In front of them lay Chang'an Street, devastated - torn up by army tanks, with roadside barriers scattered about on the ground. The street was completely empty, apart from a tricycle that was heading towards the area where the foreign embassies are located, driven by a foreigner wearing Chinese clothes.
Chang'an Street returned to normal within no time. Just a few days later the road had been repaired and the barriers put back. Ying says it was the most efficient piece of restoration work she has ever seen.
Arrests
Following 4 June, four students from Ying's university were arrested, including the one who had helping to move a
corpse, as well as one who threw stones at the tanks. Six months later, one of the students was released and came back to school. The school authorities warned everyone not to ask him about what had happened in prison. No one dared, even though they were curious. Several years later, Ying met that student again in Beijing. He was working in the real estate business by then and said he was not politically active and that what happened back in 1989 was a thing of the past and belonged there.

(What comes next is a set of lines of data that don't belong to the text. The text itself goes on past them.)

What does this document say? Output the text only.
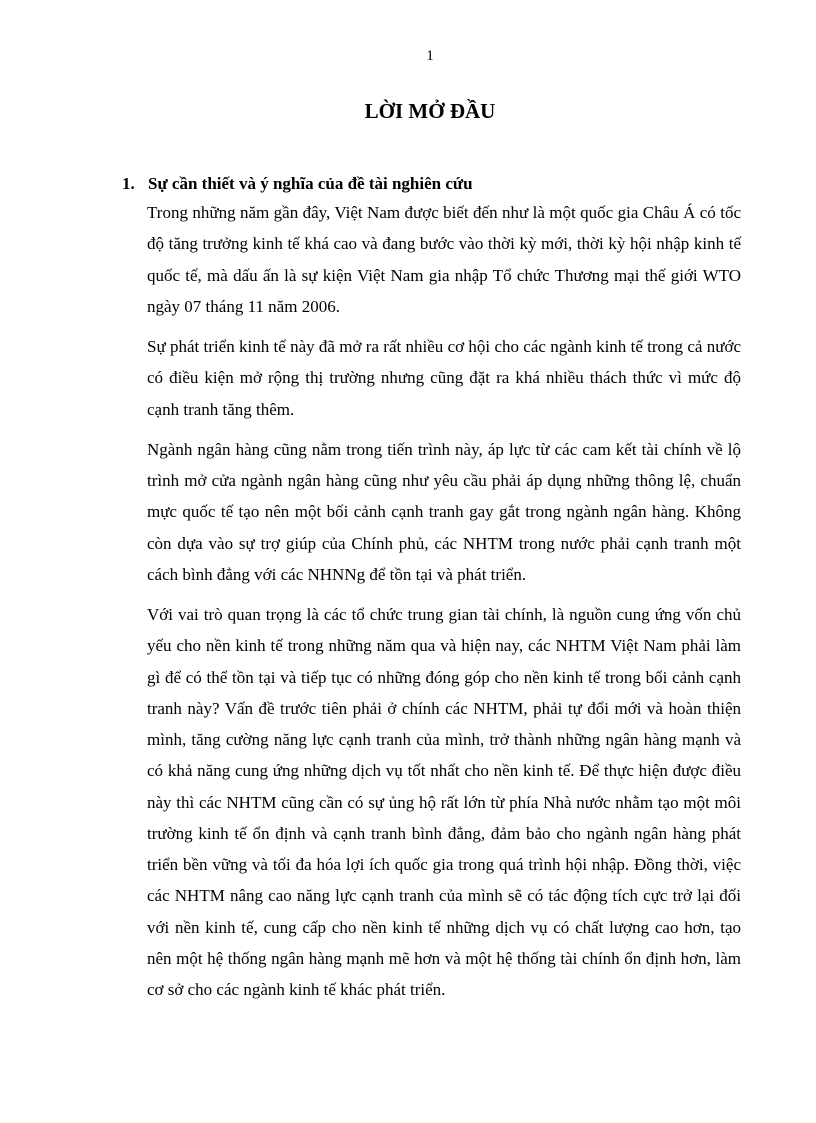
1
LỜI MỞ ĐẦU
1. Sự cần thiết và ý nghĩa của đề tài nghiên cứu

Trong những năm gần đây, Việt Nam được biết đến như là một quốc gia Châu Á có tốc độ tăng trưởng kinh tế khá cao và đang bước vào thời kỳ mới, thời kỳ hội nhập kinh tế quốc tế, mà dấu ấn là sự kiện Việt Nam gia nhập Tổ chức Thương mại thế giới WTO ngày 07 tháng 11 năm 2006.

Sự phát triển kinh tế này đã mở ra rất nhiều cơ hội cho các ngành kinh tế trong cả nước có điều kiện mở rộng thị trường nhưng cũng đặt ra khá nhiều thách thức vì mức độ cạnh tranh tăng thêm.

Ngành ngân hàng cũng nằm trong tiến trình này, áp lực từ các cam kết tài chính về lộ trình mở cửa ngành ngân hàng cũng như yêu cầu phải áp dụng những thông lệ, chuẩn mực quốc tế tạo nên một bối cảnh cạnh tranh gay gắt trong ngành ngân hàng. Không còn dựa vào sự trợ giúp của Chính phủ, các NHTM trong nước phải cạnh tranh một cách bình đẳng với các NHNNg để tồn tại và phát triển.

Với vai trò quan trọng là các tổ chức trung gian tài chính, là nguồn cung ứng vốn chủ yếu cho nền kinh tế trong những năm qua và hiện nay, các NHTM Việt Nam phải làm gì để có thể tồn tại và tiếp tục có những đóng góp cho nền kinh tế trong bối cảnh cạnh tranh này? Vấn đề trước tiên phải ở chính các NHTM, phải tự đổi mới và hoàn thiện mình, tăng cường năng lực cạnh tranh của mình, trở thành những ngân hàng mạnh và có khả năng cung ứng những dịch vụ tốt nhất cho nền kinh tế. Để thực hiện được điều này thì các NHTM cũng cần có sự ủng hộ rất lớn từ phía Nhà nước nhằm tạo một môi trường kinh tế ổn định và cạnh tranh bình đẳng, đảm bảo cho ngành ngân hàng phát triển bền vững và tối đa hóa lợi ích quốc gia trong quá trình hội nhập. Đồng thời, việc các NHTM nâng cao năng lực cạnh tranh của mình sẽ có tác động tích cực trở lại đối với nền kinh tế, cung cấp cho nền kinh tế những dịch vụ có chất lượng cao hơn, tạo nên một hệ thống ngân hàng mạnh mẽ hơn và một hệ thống tài chính ổn định hơn, làm cơ sở cho các ngành kinh tế khác phát triển.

In Ying's view, although 4 June 1989 has now become a part of history, the protest movement of that time did manage to awaken the political awareness of her generation. After the demonstrations were suppressed, those previously naive youngsters began to think about issues such as democracy, corruption and national characteristics. Today, some of Ying's former schoolmates still retain a strong social awareness, caring deeply about the huge gap between the poor and the rich, as well as the lives of those people who form China's underclass.
Younger generation
Jun was only two years old in 1989. For her, 4 June was part of history. The first time she heard about 4 June was during a high school history lesson. The 1989 movement was defined there as a 'political rebellion' exploited by 'capitalists' used by capitalism, aimed at overthrowing the government". She and her classmates also discussed the events of 4 June. Some expressed much sympathy for the students of 1989, while others had some considerable doubts and argued that they couldn't really comment since they had no personal experience of the events of that summer.
When she went to university Jun heard from some alumni who had studied abroad and who described 4 June using the word 'massacre'. Some of her teachers had also been expelled from the big cities and sent to a far away province because of their participation in the 1989 movement. When joining the Communist Party she was required to tick certain boxes on the application form, such as one about whether the applicant was "a minor in 1989", etc. Since then, she has always felt terrified about 4 June 1989. It makes her think about the Cultural Revolution of the 1960s and 1970s. Jun's grandfather was persecuted terribly during the Cultural Revolution, an experience which has made Jun's family always try to avoid political topics.
Ambivalent
After Jun came to the Netherlands, a foreign friend talked to her about 4 June and also gave her a link to a website about the 1989 movement. But, so far, out of fear she has never even visited the site. Her position regarding 4 June 1989 is somewhat ambivalent. Whilst she does not fully accept the positive version of the movement, nor does she fully adhere to the negative view. As she says: "Let history be the judge."